Tara Beagan arrived on the redeye from Toronto on Sunday morning, Native Earth’s annual playwrights’ workshop Weekesageechak Begins to Dance having concluded its 22th season the night before. A two week intensive collaboration between playwrights, choreographers, actors, directors and dramaturge, Weesageechak always ends with public “readings” of the new work. Well readings that are usually blocked out performances, and the actors often know their lines.
It was at Weesageechak that I first saw Dreary and Izzy, Tara’s play about sister love and loyalty across race, adoption and the ravages of foetal alcohol syndrome. The play went on to full production at Factory Studio Theatre in Toronto, and even before it opened the response from one corner of the Aboriginal community was to demand it be closed. The objection? Beagan was stereotyping the Aboriginal community by associating it with FAS.
The show went on. And Tara talked to us about being shocked herself when she learned about FAS. Despite its widespread effects, like many, she had had no idea. It was her sister, a schoolteacher in Alberta, who first described its effects to her, and this was the inspiration for Izzy, the adopted Native sister, and her younger “elder” sister Dreary.
The excerpt we read – I did the lines of Mrs. Harper, the white neighbour, and Tara did all the other voices – described the horror of newborns on withdrawal, as well as the grace in children like Izzy not understanding what they’ve lost. At the heart of the play is the relationship of the two sisters, characters who rise to the occasion, defying stereotype.
Tara talked about how real events can spark a play — as a review in the Toronto Star of Native Earth’s production of A Very Polite Genocide, or the Girl Who Fell to Earth did for Anatomy of an Indian. Despite the backgrounder Native Earth prepared for press coming to see the preview of the play, the review used the term Indian in the first sentence. Apparently the Star’s “style guide” overruled the use of Native. The term Indian, it claimed, “while objectionable to some, is perfectly useable.”

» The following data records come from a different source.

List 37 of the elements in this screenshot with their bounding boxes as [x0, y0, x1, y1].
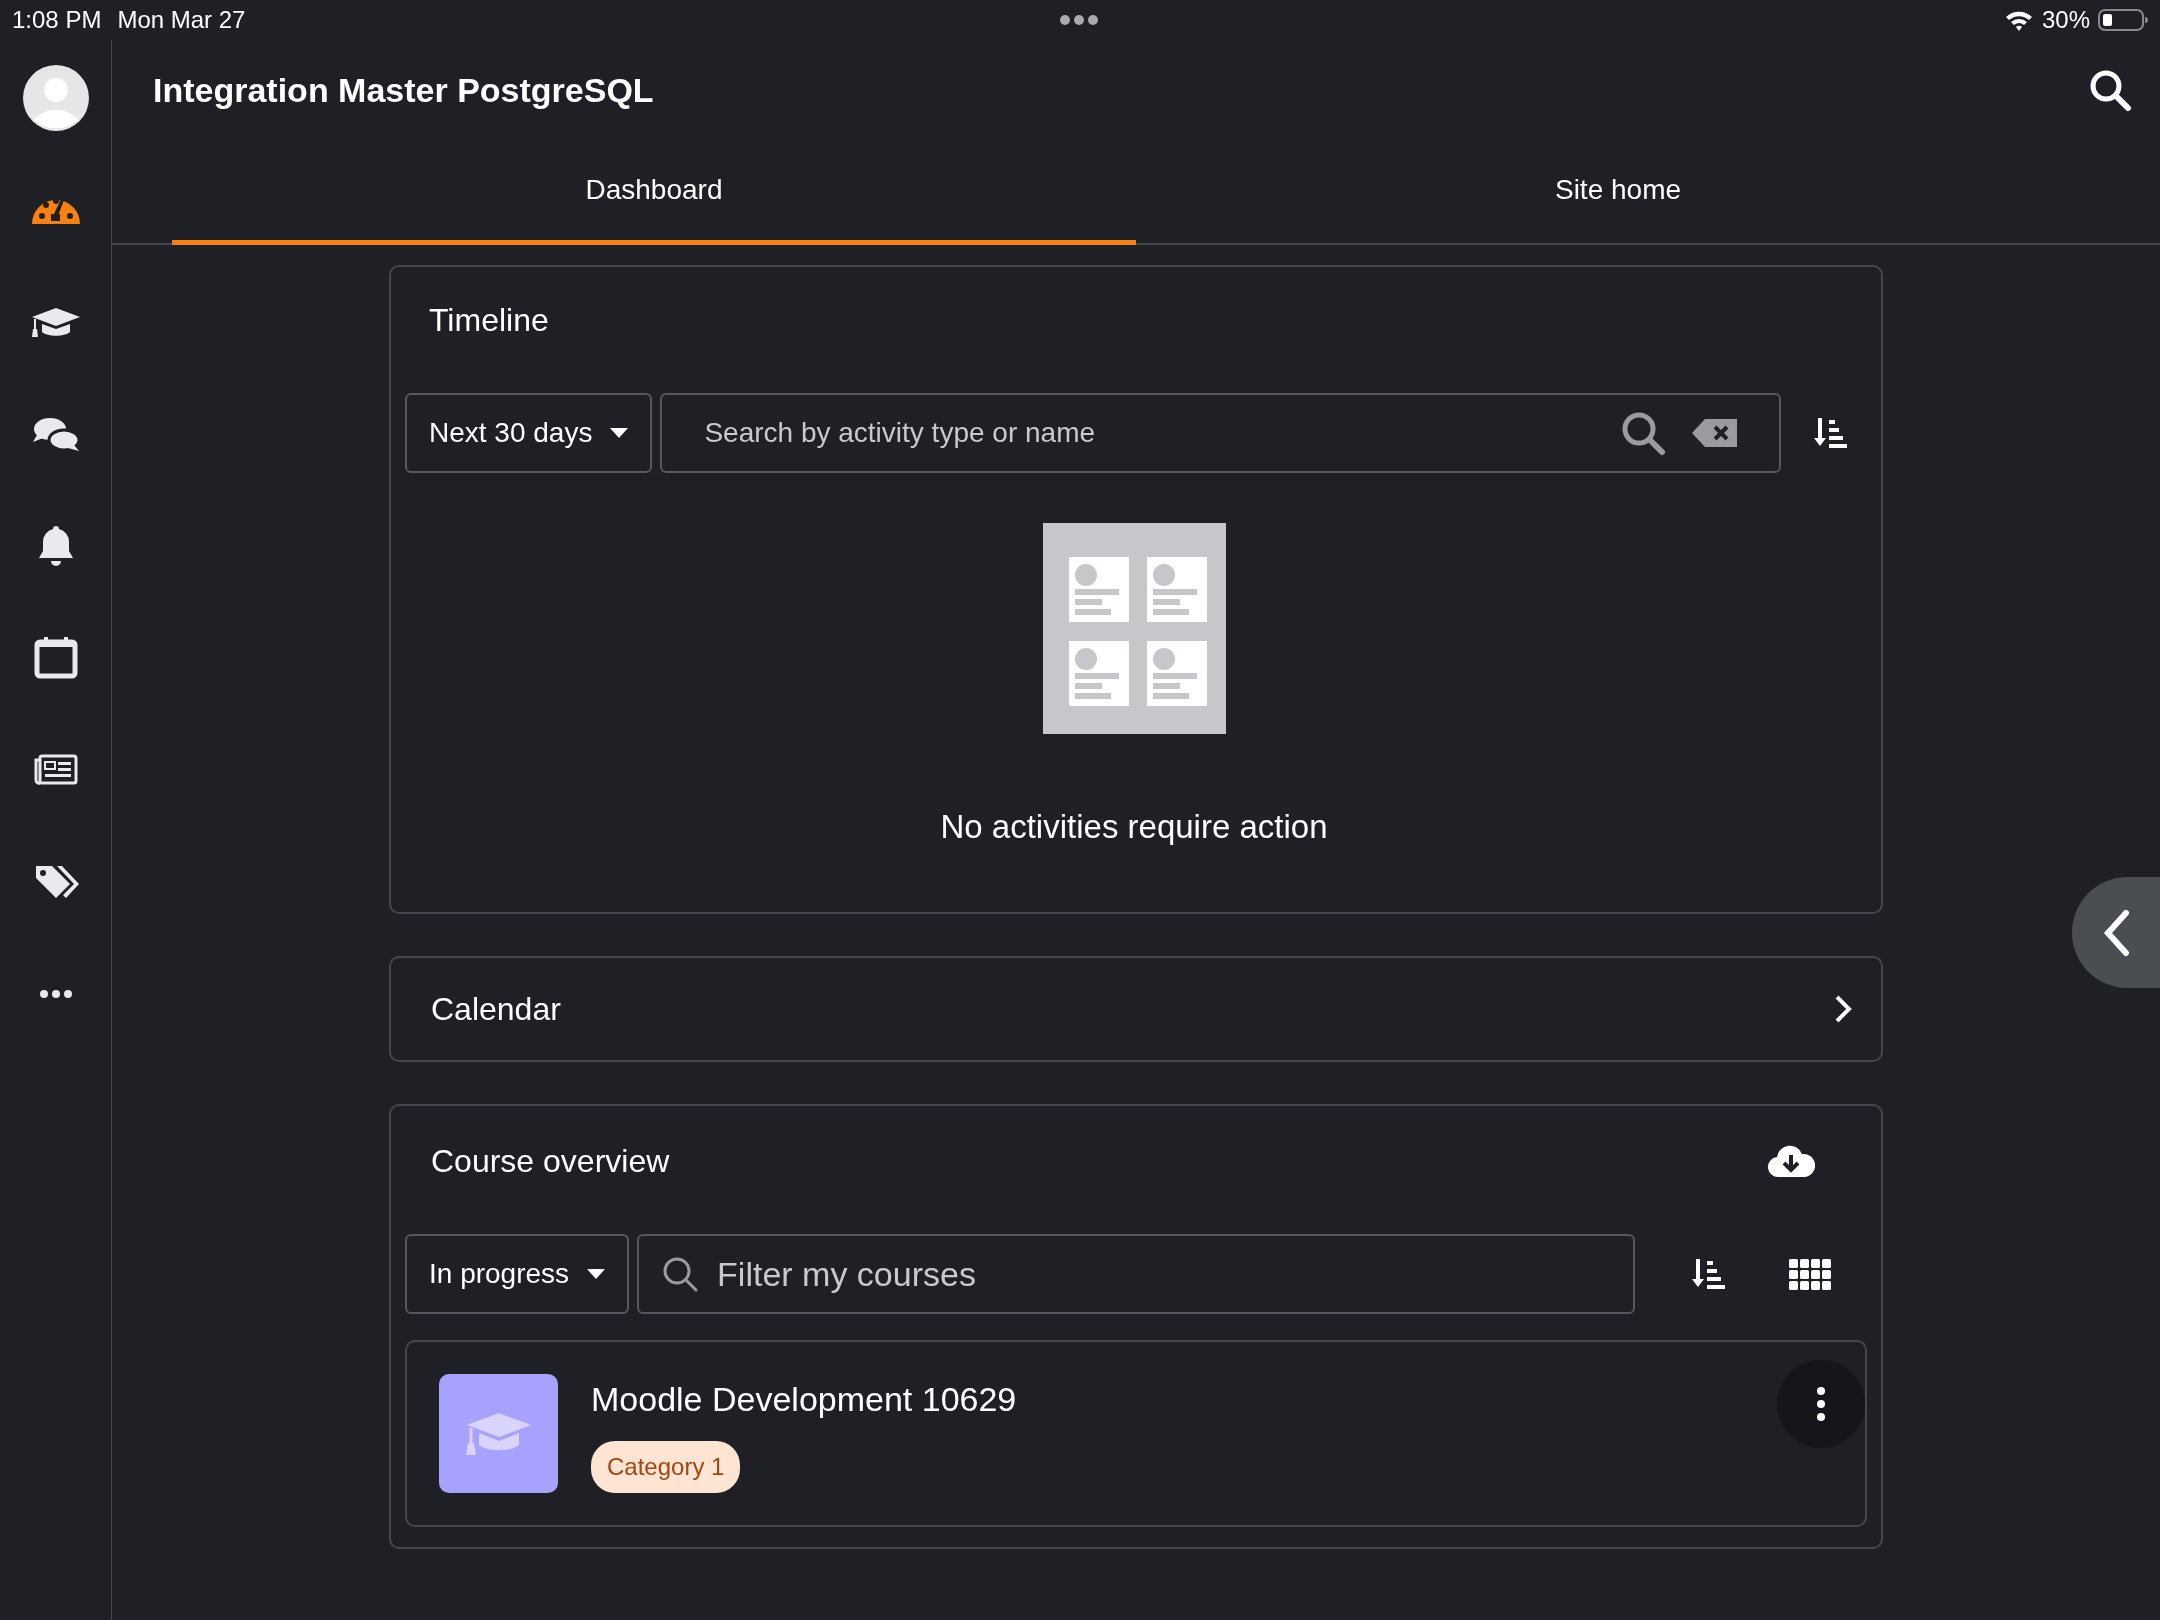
course-name[interactable]: Moodle Development 10629: [591, 1374, 1017, 1426]
drawer-toggle-button[interactable]: [2072, 877, 2160, 988]
battery-icon: [2098, 8, 2148, 32]
download-button[interactable]: [1767, 1143, 1815, 1180]
card-title: Timeline: [429, 301, 550, 340]
nav-tab[interactable]: Site home: [1136, 140, 2100, 245]
search-bar[interactable]: Search by activity type or name: [660, 393, 1781, 474]
multitask-dots-icon: [1059, 14, 1099, 26]
course-card[interactable]: Moodle Development 10629 Category 1: [405, 1340, 1867, 1528]
search-bar[interactable]: Filter my courses: [637, 1234, 1636, 1315]
card-title: Course overview: [431, 1141, 670, 1181]
chevron-left-icon: [2102, 908, 2130, 957]
cloud-download-icon: [1767, 1143, 1815, 1180]
user-avatar[interactable]: [21, 64, 90, 132]
status-time: 1:08 PM: [12, 5, 102, 35]
search-button[interactable]: [2088, 68, 2132, 112]
nav-tab[interactable]: Dashboard: [172, 140, 1136, 245]
sort-button[interactable]: [1813, 416, 1847, 451]
sort-button[interactable]: [1691, 1257, 1726, 1292]
site-title: Integration Master PostgreSQL: [153, 69, 654, 111]
search-icon: [2088, 68, 2132, 112]
category-tag: Category 1: [591, 1441, 741, 1494]
filter-dropdown[interactable]: Next 30 days: [405, 393, 653, 474]
grid-view-button[interactable]: [1789, 1258, 1832, 1290]
kebab-icon: [1816, 1386, 1826, 1423]
search-icon: [661, 1255, 700, 1294]
backspace-icon: [1691, 417, 1739, 450]
search-input[interactable]: Filter my courses: [715, 1247, 1612, 1301]
calendar-card[interactable]: Calendar: [389, 955, 1883, 1062]
battery-percent: 30%: [2041, 5, 2090, 35]
card-title: Calendar: [431, 989, 561, 1029]
grid-icon: [1789, 1258, 1832, 1290]
filter-dropdown[interactable]: In progress: [405, 1234, 630, 1315]
status-date: Mon Mar 27: [117, 5, 246, 35]
clear-button[interactable]: [1691, 417, 1739, 450]
search-input[interactable]: Search by activity type or name: [702, 411, 1619, 456]
empty-message: No activities require action: [940, 807, 1328, 848]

The great thing about drama is the way it can bring rhetoric down to the personal. The play involved the audience and two actors (one Caucasian, the other Lorne Cardinal) who test out how “useable” insulting epithets are in real life. Write your own worst insult on a label and see how you like hearing it announced from the stage…
Tara spoke of several other plays that do that, take a dead-serious issue and turn it whacky. In her short play Here, Boy, a gay couple and a homeless Native man who’s living in the park and trapping small animals for food are brought together when Maurice’s partner Dale decides to approach Jesse for an apology. Maurice, who’s inconsolable at the loss of his beloved pet dog , needs closure. (Seriously. )
In short, keep an eye open for Native theatre/performance going on near you. Don’t think that it’s only for Aboriginal audiences.